Negli ultimi giorni si è scatenato un polverone politico attorno al nuovo disegno di legge sulla gestione della fauna selvatica, promosso dalla maggioranza di governo. Ma al di là delle semplificazioni ideologiche, è importante capire cosa sta realmente cambiando — e perché.
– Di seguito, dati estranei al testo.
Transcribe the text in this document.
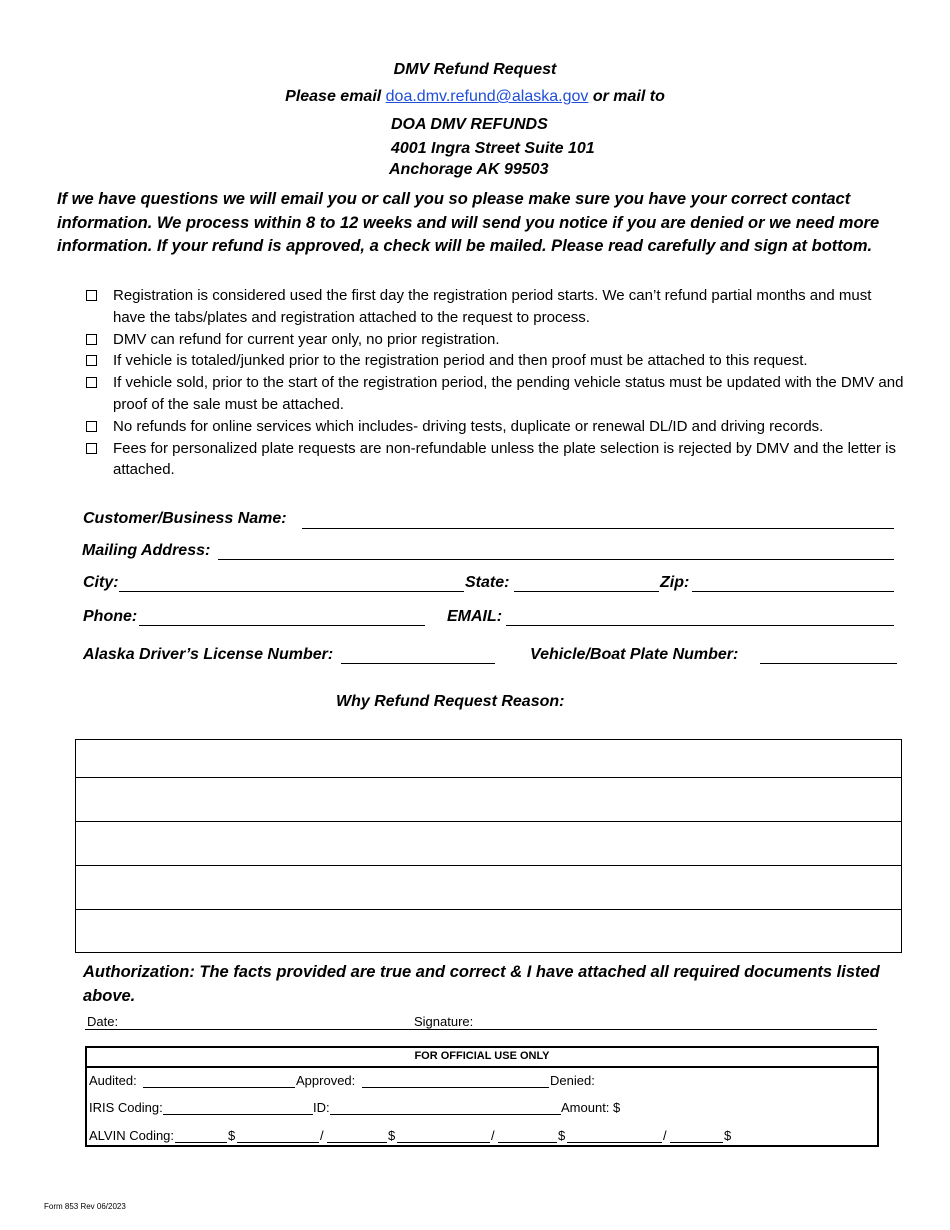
DMV Refund Request
Please email doa.dmv.refund@alaska.gov or mail to
DOA DMV REFUNDS
4001 Ingra Street Suite 101
Anchorage AK 99503
If we have questions we will email you or call you so please make sure you have your correct contact information. We process within 8 to 12 weeks and will send you notice if you are denied or we need more information. If your refund is approved, a check will be mailed. Please read carefully and sign at bottom.
Registration is considered used the first day the registration period starts. We can’t refund partial months and must have the tabs/plates and registration attached to the request to process.
DMV can refund for current year only, no prior registration.
If vehicle is totaled/junked prior to the registration period and then proof must be attached to this request.
If vehicle sold, prior to the start of the registration period, the pending vehicle status must be updated with the DMV and proof of the sale must be attached.
No refunds for online services which includes- driving tests, duplicate or renewal DL/ID and driving records.
Fees for personalized plate requests are non-refundable unless the plate selection is rejected by DMV and the letter is attached.
Customer/Business Name:
Mailing Address:
City:	State:	Zip:
Phone:	EMAIL:
Alaska Driver’s License Number:	Vehicle/Boat Plate Number:
Why Refund Request Reason:
Authorization: The facts provided are true and correct & I have attached all required documents listed above.
Date:	Signature:
FOR OFFICIAL USE ONLY
Audited:	Approved:	Denied:
IRIS Coding:	ID:	Amount: $
ALVIN Coding:	$	/	$	/	$	/	$
Form 853 Rev 06/2023
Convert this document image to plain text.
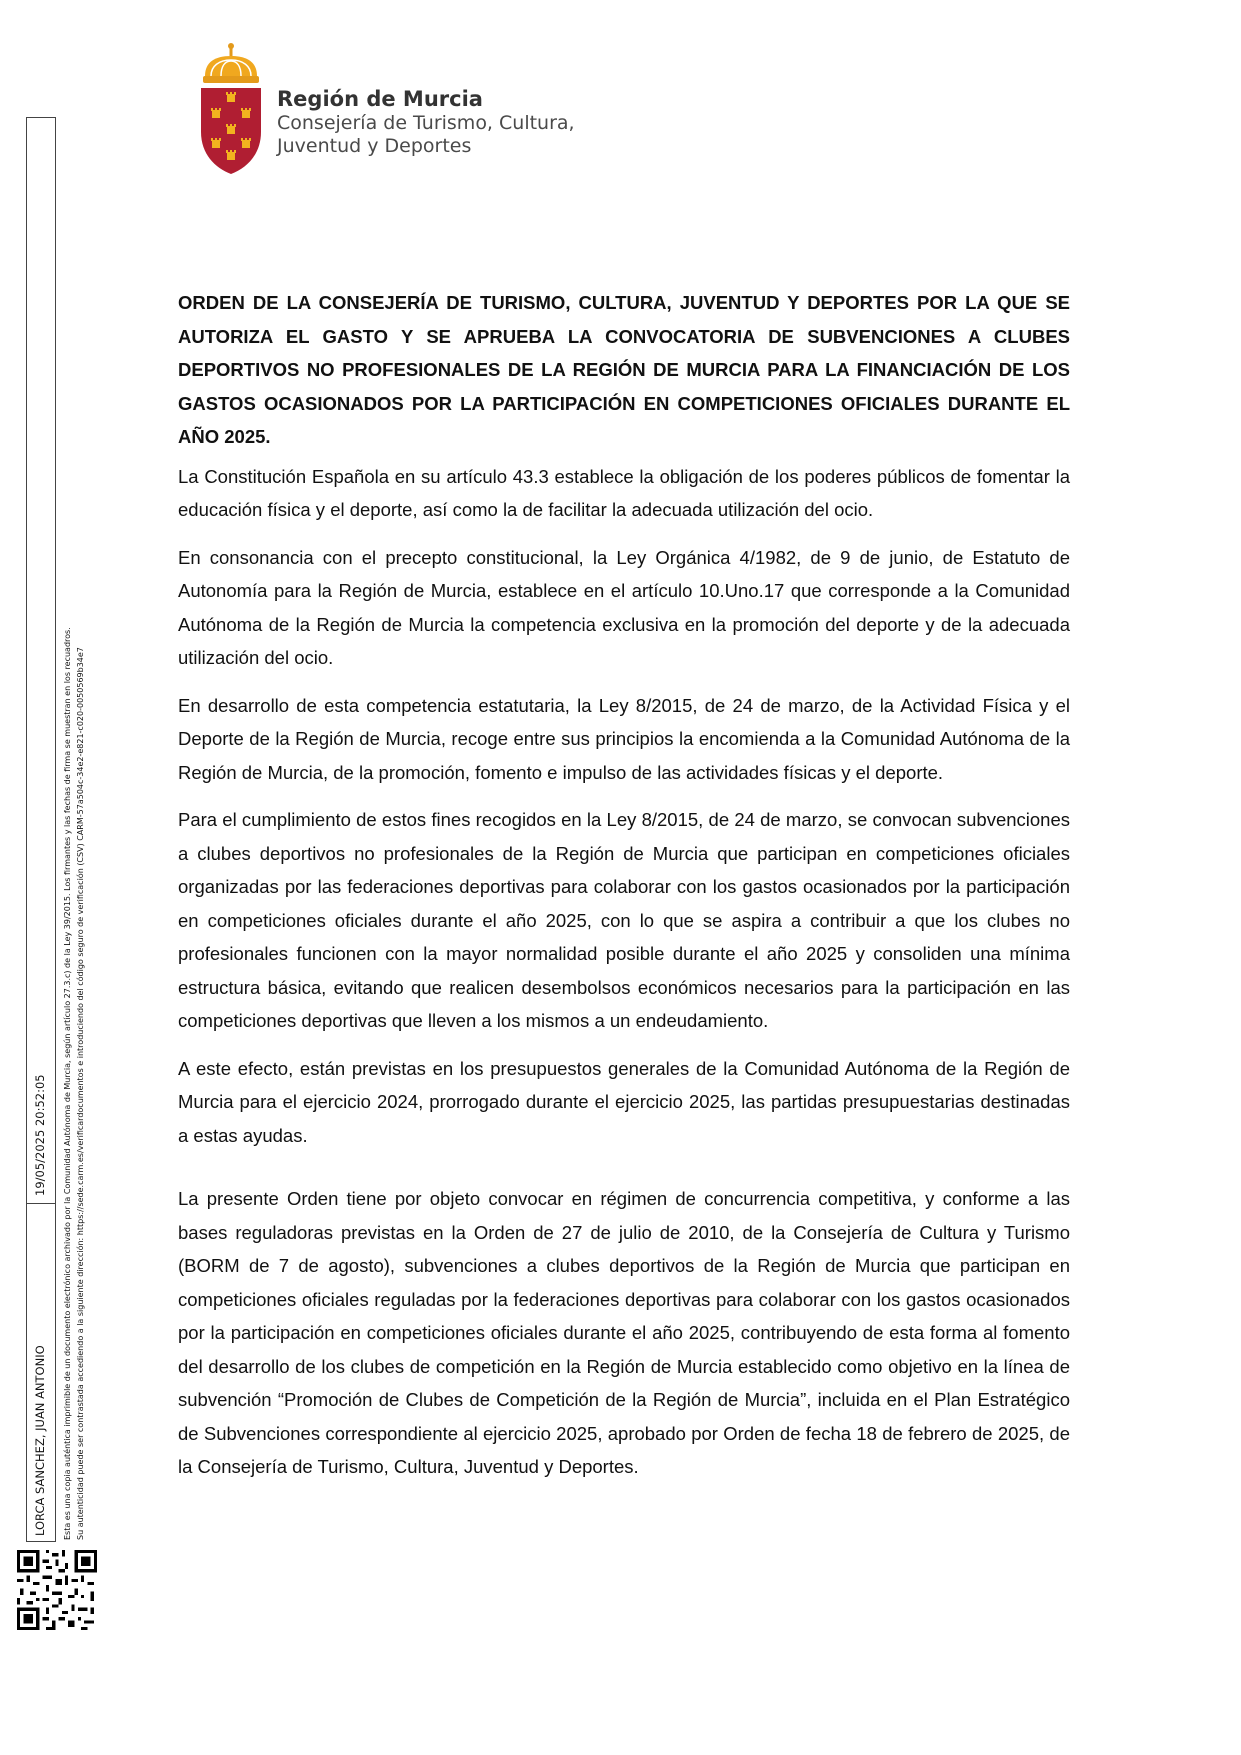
Región de Murcia
Consejería de Turismo, Cultura,
Juventud y Deportes
LORCA SANCHEZ, JUAN ANTONIO
19/05/2025 20:52:05 Esta es una copia auténtica imprimible de un documento electrónico archivado por la Comunidad Autónoma de Murcia, según artículo 27.3.c) de la Ley 39/2015. Los firmantes y las fechas de firma se muestran en los recuadros. Su autenticidad puede ser contrastada accediendo a la siguiente dirección: https://sede.carm.es/verificardocumentos e introduciendo del código seguro de verificación (CSV) CARM-57a504c-34e2-e821-c020-0050569b34e7
ORDEN DE LA CONSEJERÍA DE TURISMO, CULTURA, JUVENTUD Y DEPORTES POR LA QUE SE AUTORIZA EL GASTO Y SE APRUEBA LA CONVOCATORIA DE SUBVENCIONES A CLUBES DEPORTIVOS NO PROFESIONALES DE LA REGIÓN DE MURCIA PARA LA FINANCIACIÓN DE LOS GASTOS OCASIONADOS POR LA PARTICIPACIÓN EN COMPETICIONES OFICIALES DURANTE EL AÑO 2025.

La Constitución Española en su artículo 43.3 establece la obligación de los poderes públicos de fomentar la educación física y el deporte, así como la de facilitar la adecuada utilización del ocio.

En consonancia con el precepto constitucional, la Ley Orgánica 4/1982, de 9 de junio, de Estatuto de Autonomía para la Región de Murcia, establece en el artículo 10.Uno.17 que corresponde a la Comunidad Autónoma de la Región de Murcia la competencia exclusiva en la promoción del deporte y de la adecuada utilización del ocio.

En desarrollo de esta competencia estatutaria, la Ley 8/2015, de 24 de marzo, de la Actividad Física y el Deporte de la Región de Murcia, recoge entre sus principios la encomienda a la Comunidad Autónoma de la Región de Murcia, de la promoción, fomento e impulso de las actividades físicas y el deporte.

Para el cumplimiento de estos fines recogidos en la Ley 8/2015, de 24 de marzo, se convocan subvenciones a clubes deportivos no profesionales de la Región de Murcia que participan en competiciones oficiales organizadas por las federaciones deportivas para colaborar con los gastos ocasionados por la participación en competiciones oficiales durante el año 2025, con lo que se aspira a contribuir a que los clubes no profesionales funcionen con la mayor normalidad posible durante el año 2025 y consoliden una mínima estructura básica, evitando que realicen desembolsos económicos necesarios para la participación en las competiciones deportivas que lleven a los mismos a un endeudamiento.

A este efecto, están previstas en los presupuestos generales de la Comunidad Autónoma de la Región de Murcia para el ejercicio 2024, prorrogado durante el ejercicio 2025, las partidas presupuestarias destinadas a estas ayudas.

La presente Orden tiene por objeto convocar en régimen de concurrencia competitiva, y conforme a las bases reguladoras previstas en la Orden de 27 de julio de 2010, de la Consejería de Cultura y Turismo (BORM de 7 de agosto), subvenciones a clubes deportivos de la Región de Murcia que participan en competiciones oficiales reguladas por la federaciones deportivas para colaborar con los gastos ocasionados por la participación en competiciones oficiales durante el año 2025, contribuyendo de esta forma al fomento del desarrollo de los clubes de competición en la Región de Murcia establecido como objetivo en la línea de subvención “Promoción de Clubes de Competición de la Región de Murcia”, incluida en el Plan Estratégico de Subvenciones correspondiente al ejercicio 2025, aprobado por Orden de fecha 18 de febrero de 2025, de la Consejería de Turismo, Cultura, Juventud y Deportes.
Emergenza vera, non percepita
Il punto di partenza è un dato di fatto: alcune specie selvatiche, in particolare i cinghiali, si sono moltiplicate in modo incontrollato. Secondo Coldiretti, nel 2023 i cinghiali in Italia erano oltre 2,3 milioni, con danni all’agricoltura che hanno sfiorato i 200 milioni di euro. A questi si aggiungono decine di incidenti stradali ogni anno e rischi sanitari legati alla peste suina africana, che ha colpito duramente l’industria suinicola nazionale.
In questo contesto, aggiornare una normativa ferma al 1992 — figlia di un compromesso tra ambientalismo e caccia — non è un capriccio politico, ma una necessità.
Fauna da proteggere, ma anche da gestire
La riforma introduce un concetto chiave: la “gestione attiva” della fauna selvatica. Non si tratta di aprire la strada a un Far West venatorio, ma di dotare le Regioni e le autorità competenti di strumenti moderni per intervenire in modo mirato, equilibrato e responsabile. La parola d’ordine è coesistenza: tra uomo e natura, agricoltura e biodiversità, sicurezza pubblica e tutela ambientale.
Tra le novità: l’attività venatoria viene riconosciuta come parte del patrimonio culturale immateriale italiano (in linea con la convenzione UNESCO), e si introducono regole più efficaci per il contenimento delle specie invasive, la sicurezza aeroportuale e la prevenzione sanitaria.
Nessuna “caccia selvaggia”: le bufale smontate
Diverse voci della sinistra e alcune sigle ambientaliste hanno lanciato l’allarme parlando di “caccia nei parchi”, “armi ai sedicenni” e “via libera a sparare nelle spiagge”. Ma la verità è un’altra.
- Niente caccia in spiaggia: è esplicitamente vietata.
- Nessuna arma ai minori: non cambia nulla rispetto alla normativa attuale.
- Niente caccia notturna: non è prevista da nessuna parte della riforma.
- Aree protette intatte: la legge conferma i vincoli già in vigore.
- Controlli in aree private solo con licenza e formazione: per evitare abusi e garantire sicurezza.
Cosa cambia davvero
Il DDL rafforza il ruolo delle Regioni nella pianificazione venatoria, introduce nuove tecnologie per ridurre i rischi (come ottiche per il controllo selettivo), e rende più snella la burocrazia per gli appostamenti e la gestione degli ungulati. Si apre anche alla possibilità di aziende venatorie a scopo di lucro, purché con finalità ambientali e ricadute economiche nei territori rurali.
Importante anche il via libera al trattenimento degli animali abbattuti — ma solo se dichiarati idonei dal punto di vista sanitario — da parte degli agricoltori danneggiati, come forma di compensazione.
Una legge concreta, non ideologica
L’obiettivo è chiaro: dare una risposta reale a problemi reali, come chiedono da anni agricoltori, sindaci, amministratori locali e persino le stesse Regioni. E farlo con una visione pragmatica, lontana dalle ideologie.
L’Italia ha bisogno di una gestione della fauna che sia efficace, rispettosa dell’ambiente ma anche delle persone che lo vivono e lo lavorano. Difendere la biodiversità non significa voltarsi dall’altra parte quando i raccolti vengono distrutti, le aziende chiudono o le strade diventano trappole.
Il nuovo disegno di legge va in questa direzione: più responsabilità, più sicurezza, più equilibrio. E meno fake news.